Stupor mundi he called himself, Wonder of the World,                                              no longer with us.
Truly, not all his ships, not all the slaves,
                              not convoys of painted
oxcarts creaking with treasure, nor all the blood
and all the pain will be forgotten
till the last jewel is pawned
for the last war.

vii.
death of Frederick

At the limits of knowledge stand the sentinel
oaks of curiosity and desire, and there he paused,
dispirited and syphilitic.
The contention that those who possess
great power are more terrified
of death than common folk

is probably true. With his own hand he drew the white cowl
over his brow, took the bread of Christ on his tongue
and died on the feast of Saint Lucia.

A period of silence lasting seven nights
was periodically broken, the chronicles say,
by the mournful cries of gibbons trapped in narrow silver
cages in the imperial menagerie.

To this day, Frederick’s
Science of Hunting with Birds remains
the final word on falconry.

viii.
The great wheel of stars
turns above the Chloride Cliffs,
            shedding peace and ancient light.

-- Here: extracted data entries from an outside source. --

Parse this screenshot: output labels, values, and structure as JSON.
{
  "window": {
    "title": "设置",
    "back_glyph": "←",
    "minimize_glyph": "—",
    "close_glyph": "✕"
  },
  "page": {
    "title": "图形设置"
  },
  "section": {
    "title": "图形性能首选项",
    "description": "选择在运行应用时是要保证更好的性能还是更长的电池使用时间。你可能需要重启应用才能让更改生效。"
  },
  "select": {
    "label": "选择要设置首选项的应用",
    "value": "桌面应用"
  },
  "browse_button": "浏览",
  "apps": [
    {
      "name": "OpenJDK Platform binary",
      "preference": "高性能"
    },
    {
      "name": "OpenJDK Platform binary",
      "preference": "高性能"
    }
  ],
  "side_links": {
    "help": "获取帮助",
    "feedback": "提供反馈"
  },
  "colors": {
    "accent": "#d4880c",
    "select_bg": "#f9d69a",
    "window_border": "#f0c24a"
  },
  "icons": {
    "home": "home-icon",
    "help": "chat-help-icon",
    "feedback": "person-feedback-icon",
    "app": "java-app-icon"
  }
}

                      The stars are pinholes in the night’s
blue brocade, so the royal stargazers affirmed,
through which the ethereal fire
                        or the Holy Spirit burns.

In the high pastures, the Herdboy leads the moon by a rope
up and over the Providence Mountains.
The stars—so many silver bells
each of which I must
dust and name before I sleep—

keep company with honest
Orion, who hath no place
to lay his head, who rests
a bony jewel-encrusted
hand upon a crook,
lamenting his meager
flock through the wee hours.

 

Kevin Honold

Kevin Honold was born in Cincinnati, Ohio. A book of poetry, Men as Trees Walking, was published in 2010. A book of essays, The Rock Cycle, was published in March 2021 by the University of New Mexico Press; a novel, Molly, will be published by the University of Chicago Press in January 2022. He is currently a History and Special Education teacher in Santa Fe, New Mexico.